Modi has become the second Indian Prime Minister to win a third term. The first PM to do so was Jawaharlal Nehru. But Nehru won an outright majority in Parliament in 1962; Modi has had to depend on smaller parties in his alliance to retain his hold on power. Modi must be reeling from a sharp drop in his victory margin in his own constituency, Varanasi; it has decreased to 152,000 from 480,000 in 2019 whereas Modi’s bete noire, Rahul Gandhi, won Raebareli by a staggering 390,000 votes.
Modi, who reigned supreme with 303 seats in the previous Parliament, is now dependent on parties such as Nitish Kumar’s JD-U and Chandrababu Naidu’s TDP to form a government. He has had to lead an alliance of strange bedfellows. Both Kumar and Naidu were bitter critics of Modi. Kumar helped form the oppositional alliance, the INDIA bloc, before switching his allegiance to PM Modi. Naidu also closed ranks with the BJP in the run-up to the election. These politicians have been described as extremely ambitious and highly unpredictable, and whether Modi will be able to manage them and consolidate his grip on the NDA alliance remains to be seen. They will demand plum ministerial posts in return for their support. The TDP is said to be eyeing Transport and Health portfolios! That is the name of the game in coalition politics, where it is not uncommon for the tail to wag the dog, so to speak. These two political leaders are however not the only problem Modi will have to contend with. The next five years will feel like an eternity for PM Modi.
Nothing would have been more shocking for the BJP than its defeat in Uttar Pradesh’s Faizabad constituency, where the Ram Mandir has been built. Modi may have thought he would be able to win the Lok Sabha election hands down after the consecration of that temple, which became a centrepiece of the BJP’s election campaign. The BJP lost that seat to the Samajwadi Party! Modi must be disappointed that the Ram Mandir hype failed to trigger a massive wave of support for his party. This particular defeat signifies a massive setback for the BJP’s ethno-religious agenda.

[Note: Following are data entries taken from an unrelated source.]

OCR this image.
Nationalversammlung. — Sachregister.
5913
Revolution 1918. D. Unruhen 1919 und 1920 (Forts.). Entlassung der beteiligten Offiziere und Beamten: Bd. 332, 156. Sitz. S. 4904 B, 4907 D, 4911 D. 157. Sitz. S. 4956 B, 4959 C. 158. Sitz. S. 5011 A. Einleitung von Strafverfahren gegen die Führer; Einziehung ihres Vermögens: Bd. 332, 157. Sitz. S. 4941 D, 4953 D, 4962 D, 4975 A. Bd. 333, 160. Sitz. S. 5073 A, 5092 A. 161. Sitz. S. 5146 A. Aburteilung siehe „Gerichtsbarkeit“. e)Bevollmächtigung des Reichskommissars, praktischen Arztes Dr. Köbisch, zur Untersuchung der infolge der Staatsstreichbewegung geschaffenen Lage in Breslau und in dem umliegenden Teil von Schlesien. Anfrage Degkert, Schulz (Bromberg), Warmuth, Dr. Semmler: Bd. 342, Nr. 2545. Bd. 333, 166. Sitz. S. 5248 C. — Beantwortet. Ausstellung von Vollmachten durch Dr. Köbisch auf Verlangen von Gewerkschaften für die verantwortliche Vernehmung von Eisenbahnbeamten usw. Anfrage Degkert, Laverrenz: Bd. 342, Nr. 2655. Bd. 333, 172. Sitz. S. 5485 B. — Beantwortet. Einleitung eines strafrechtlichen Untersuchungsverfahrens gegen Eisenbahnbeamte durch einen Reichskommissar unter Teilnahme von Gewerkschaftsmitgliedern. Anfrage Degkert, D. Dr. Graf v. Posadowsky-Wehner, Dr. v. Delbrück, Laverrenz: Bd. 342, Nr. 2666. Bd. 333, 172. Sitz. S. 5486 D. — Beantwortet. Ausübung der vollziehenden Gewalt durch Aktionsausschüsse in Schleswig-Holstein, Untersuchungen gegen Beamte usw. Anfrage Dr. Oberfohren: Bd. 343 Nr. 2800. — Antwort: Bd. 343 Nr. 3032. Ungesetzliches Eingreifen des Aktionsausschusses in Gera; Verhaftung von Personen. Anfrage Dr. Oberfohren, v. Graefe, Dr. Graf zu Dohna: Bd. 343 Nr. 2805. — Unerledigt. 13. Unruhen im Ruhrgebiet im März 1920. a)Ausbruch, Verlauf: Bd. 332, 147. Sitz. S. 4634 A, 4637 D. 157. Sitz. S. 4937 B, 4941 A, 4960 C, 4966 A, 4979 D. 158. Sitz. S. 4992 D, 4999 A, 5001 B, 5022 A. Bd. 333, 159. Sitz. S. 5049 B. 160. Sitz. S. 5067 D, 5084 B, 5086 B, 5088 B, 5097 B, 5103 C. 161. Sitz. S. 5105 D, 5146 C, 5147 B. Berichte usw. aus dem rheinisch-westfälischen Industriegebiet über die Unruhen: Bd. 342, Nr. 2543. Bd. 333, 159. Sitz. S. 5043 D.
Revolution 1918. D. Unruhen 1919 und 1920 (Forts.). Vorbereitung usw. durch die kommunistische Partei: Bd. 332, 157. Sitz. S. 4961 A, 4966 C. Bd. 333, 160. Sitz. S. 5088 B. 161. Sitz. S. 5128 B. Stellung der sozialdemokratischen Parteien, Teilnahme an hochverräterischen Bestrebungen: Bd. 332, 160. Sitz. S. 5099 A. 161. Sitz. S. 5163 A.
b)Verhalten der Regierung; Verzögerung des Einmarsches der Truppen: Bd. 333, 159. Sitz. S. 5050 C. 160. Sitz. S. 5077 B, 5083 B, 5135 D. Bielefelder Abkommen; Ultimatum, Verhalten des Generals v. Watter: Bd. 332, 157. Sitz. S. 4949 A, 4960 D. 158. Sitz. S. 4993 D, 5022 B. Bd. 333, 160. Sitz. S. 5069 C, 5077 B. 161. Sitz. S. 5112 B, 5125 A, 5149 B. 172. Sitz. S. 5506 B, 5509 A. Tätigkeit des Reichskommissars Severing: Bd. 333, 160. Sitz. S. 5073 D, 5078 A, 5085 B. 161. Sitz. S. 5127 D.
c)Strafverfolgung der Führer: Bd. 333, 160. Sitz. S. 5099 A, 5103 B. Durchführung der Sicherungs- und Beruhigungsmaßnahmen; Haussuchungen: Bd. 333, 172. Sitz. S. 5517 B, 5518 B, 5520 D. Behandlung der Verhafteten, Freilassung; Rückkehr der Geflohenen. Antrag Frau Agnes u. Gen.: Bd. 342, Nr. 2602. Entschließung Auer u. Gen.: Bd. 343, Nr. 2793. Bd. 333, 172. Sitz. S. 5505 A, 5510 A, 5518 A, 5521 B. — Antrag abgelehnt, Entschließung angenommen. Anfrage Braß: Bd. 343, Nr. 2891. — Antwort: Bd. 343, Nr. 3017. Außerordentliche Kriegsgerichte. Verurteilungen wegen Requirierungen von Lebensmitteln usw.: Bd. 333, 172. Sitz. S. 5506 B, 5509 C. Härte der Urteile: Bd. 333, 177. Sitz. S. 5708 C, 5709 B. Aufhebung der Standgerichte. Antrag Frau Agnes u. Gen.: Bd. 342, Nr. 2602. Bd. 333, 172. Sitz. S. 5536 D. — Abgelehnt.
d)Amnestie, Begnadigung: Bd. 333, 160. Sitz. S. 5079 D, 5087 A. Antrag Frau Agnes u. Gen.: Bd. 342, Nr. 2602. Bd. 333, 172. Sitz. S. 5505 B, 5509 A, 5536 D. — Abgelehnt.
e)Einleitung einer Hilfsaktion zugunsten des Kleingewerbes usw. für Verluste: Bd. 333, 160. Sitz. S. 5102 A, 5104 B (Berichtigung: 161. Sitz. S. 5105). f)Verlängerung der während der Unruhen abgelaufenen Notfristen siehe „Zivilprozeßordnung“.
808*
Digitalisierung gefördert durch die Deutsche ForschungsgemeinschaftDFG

Modi’s divisive election campaign failed to yield the desired result. The BJP’s failure to secure an outright majority could be attributed to a host of factors, some of them being the suppression of the Opposition, the arrogance of power, chronic unemployment, and the rising cost of living. The BJP also did not care to reimage itself in a positive light to attract the youth.
Modi will hereafter see the Congress-led INDIA bloc with 223 seats, in his rearview mirror. The Congress (99 seats) and its allies have eaten into the BJP support base considerably, but they have a long way to go before being able to capture power.
The bumpy ride ahead for the BJP-led coalition government to be formed may improve the INDIA bloc’s chances of bettering their electoral performance and turning the tables on the BJP and its allies in time to come. Modi will have a lot to worry about in his third term.